Personally, I find the idea admirable in concept. I went through the thought processes about the morality of killing animals and whilst I'm fervent about the rights of the animal, I find that the necessity for meat in our diet overrides the idea of vegetarianism and being a vegan. It's undeniable that a lack of meat means that the vegetarian needs mineral and vitamin supplements. Even with such dietary needs satisfied on paper, it's accepted that the health of non-meat eaters is below par of that of those that partake.
Now I'm digressing from the point of the post - the show itself. When coming to my conclusion that farming is correct as long as fair, I find the idea of making a television programme where the animals are paraded on television, then slaughtered for the viewers and then munched. You could argue that they were going to be slaughtered anyway and whilst we have no information that they're just normal animals and not bred for the programme itself, there's a glaring error in the morality.

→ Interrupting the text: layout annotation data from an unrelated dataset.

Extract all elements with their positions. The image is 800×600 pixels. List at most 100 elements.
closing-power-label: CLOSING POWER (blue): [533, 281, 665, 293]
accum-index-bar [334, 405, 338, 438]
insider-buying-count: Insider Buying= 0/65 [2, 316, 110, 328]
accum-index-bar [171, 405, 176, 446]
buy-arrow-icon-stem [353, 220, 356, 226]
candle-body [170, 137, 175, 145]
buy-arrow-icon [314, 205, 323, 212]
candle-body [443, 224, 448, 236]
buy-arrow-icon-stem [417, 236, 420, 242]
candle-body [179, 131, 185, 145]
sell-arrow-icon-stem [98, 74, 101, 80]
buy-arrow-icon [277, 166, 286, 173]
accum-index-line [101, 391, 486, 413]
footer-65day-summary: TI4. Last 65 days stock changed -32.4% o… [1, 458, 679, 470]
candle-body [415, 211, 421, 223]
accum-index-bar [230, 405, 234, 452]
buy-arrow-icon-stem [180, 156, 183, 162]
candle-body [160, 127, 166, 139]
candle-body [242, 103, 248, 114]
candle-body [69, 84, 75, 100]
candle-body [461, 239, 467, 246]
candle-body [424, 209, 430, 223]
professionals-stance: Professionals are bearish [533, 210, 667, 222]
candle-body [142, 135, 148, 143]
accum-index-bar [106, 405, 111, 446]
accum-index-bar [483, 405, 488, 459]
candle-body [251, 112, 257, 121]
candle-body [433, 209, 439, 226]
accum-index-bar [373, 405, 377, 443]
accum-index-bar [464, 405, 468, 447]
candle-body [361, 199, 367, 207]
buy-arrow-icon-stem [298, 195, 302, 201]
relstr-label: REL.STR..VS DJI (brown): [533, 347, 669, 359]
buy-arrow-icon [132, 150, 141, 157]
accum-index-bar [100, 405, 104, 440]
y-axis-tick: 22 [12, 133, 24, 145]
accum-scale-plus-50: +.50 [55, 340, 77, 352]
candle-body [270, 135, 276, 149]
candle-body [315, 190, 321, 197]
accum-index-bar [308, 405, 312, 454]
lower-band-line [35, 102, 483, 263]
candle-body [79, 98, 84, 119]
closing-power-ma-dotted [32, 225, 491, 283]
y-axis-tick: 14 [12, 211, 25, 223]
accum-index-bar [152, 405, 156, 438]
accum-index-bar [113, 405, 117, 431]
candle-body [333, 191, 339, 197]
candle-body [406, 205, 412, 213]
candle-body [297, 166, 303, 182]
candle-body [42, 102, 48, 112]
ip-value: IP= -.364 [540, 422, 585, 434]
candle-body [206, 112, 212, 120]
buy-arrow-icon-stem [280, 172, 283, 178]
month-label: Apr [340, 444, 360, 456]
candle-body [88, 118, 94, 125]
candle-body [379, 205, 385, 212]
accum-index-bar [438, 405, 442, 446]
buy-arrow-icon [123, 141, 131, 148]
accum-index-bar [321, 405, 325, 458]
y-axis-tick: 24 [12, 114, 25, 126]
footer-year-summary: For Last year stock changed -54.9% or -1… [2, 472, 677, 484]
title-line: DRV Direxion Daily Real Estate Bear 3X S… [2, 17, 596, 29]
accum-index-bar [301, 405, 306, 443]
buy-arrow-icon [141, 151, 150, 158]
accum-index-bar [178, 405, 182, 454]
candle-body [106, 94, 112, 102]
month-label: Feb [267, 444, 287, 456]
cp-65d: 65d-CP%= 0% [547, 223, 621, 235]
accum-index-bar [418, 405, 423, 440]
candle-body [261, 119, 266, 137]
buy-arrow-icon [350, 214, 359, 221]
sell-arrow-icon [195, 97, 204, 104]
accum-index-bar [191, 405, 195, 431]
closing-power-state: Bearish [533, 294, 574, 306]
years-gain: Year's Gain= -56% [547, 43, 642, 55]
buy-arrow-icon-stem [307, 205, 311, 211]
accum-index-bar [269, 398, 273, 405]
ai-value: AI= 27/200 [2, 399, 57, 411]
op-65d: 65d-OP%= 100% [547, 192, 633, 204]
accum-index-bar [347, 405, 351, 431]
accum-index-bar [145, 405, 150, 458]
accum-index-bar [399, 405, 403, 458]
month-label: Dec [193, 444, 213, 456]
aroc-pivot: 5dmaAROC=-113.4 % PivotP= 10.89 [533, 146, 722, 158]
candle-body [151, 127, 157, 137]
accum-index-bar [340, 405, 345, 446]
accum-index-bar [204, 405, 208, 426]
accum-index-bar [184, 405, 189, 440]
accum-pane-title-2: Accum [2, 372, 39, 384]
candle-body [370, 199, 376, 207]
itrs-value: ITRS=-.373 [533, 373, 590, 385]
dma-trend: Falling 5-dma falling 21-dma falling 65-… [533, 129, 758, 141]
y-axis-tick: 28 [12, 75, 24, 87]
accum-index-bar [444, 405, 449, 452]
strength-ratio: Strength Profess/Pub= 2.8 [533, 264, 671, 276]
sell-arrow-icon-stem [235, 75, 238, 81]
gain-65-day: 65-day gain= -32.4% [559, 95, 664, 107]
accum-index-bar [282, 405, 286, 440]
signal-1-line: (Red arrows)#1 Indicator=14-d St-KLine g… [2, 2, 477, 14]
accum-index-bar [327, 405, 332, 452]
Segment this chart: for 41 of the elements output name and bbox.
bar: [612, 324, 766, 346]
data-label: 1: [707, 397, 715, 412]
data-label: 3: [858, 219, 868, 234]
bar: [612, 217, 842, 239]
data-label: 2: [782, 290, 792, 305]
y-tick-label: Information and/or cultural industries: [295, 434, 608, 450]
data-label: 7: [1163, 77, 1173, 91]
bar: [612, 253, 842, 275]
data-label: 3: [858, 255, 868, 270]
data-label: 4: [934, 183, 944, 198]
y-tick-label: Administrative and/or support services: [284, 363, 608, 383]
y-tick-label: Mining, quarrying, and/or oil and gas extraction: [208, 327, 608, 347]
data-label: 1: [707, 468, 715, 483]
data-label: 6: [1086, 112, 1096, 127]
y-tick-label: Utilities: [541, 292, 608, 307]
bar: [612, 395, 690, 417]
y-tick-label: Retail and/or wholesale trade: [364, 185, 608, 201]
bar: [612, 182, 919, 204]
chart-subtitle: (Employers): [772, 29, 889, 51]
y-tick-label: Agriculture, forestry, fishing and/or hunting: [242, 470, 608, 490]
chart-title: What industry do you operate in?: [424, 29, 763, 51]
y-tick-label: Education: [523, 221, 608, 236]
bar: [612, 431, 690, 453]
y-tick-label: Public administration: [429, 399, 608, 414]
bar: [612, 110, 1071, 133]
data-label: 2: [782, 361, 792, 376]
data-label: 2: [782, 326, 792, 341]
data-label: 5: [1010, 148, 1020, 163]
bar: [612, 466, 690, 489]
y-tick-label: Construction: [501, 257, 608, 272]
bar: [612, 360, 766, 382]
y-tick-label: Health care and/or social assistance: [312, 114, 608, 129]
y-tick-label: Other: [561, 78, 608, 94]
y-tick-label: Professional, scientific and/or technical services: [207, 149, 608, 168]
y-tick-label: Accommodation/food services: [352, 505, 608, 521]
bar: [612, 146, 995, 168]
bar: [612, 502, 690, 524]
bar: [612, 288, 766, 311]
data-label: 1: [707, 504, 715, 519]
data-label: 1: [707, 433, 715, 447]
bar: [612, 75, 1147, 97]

Chicken slaughter fine. Pork, sheep, ducks and most white and game - mostly fine. However, they take Cows, they slaughter them, and then make steak and mince for burgers. They even point out the problem with this. Beef should NOT be eaten within hours of slaughter. It needs to hang for sometime, and in some cases weeks. This blatantly shows that the cows are being slaughtered entirely for the whim of the viewers, and that their meat is being partially wasted - no butcher or supermarket is going to buy the rest of the meat other than that which has been fried up for the culinary consumption of the 'contestants'.
Next time you watch to programme, change the setting to a Nazi death camp. It's preposterous I know, but the instant you imagine Julia Bradbury jovially talking about the rearing of Jews and their subsequent slaughter in clinically clean environments it makes your skin crawl. I suppose then you can understand some of what the over-emotional animal rights people are on about. I can watch the animals being slaughtered, and I have a personal goal of killing my own meal at sometime during my life (to curb the hypocrisy of being a meat eater and avoiding the origins of my meals), but as soon as you take out the sense of "it's purely for feeding our populace" and into the realms of reality Big Brother television - the hypothetical smell of Zyklon B floods the senses.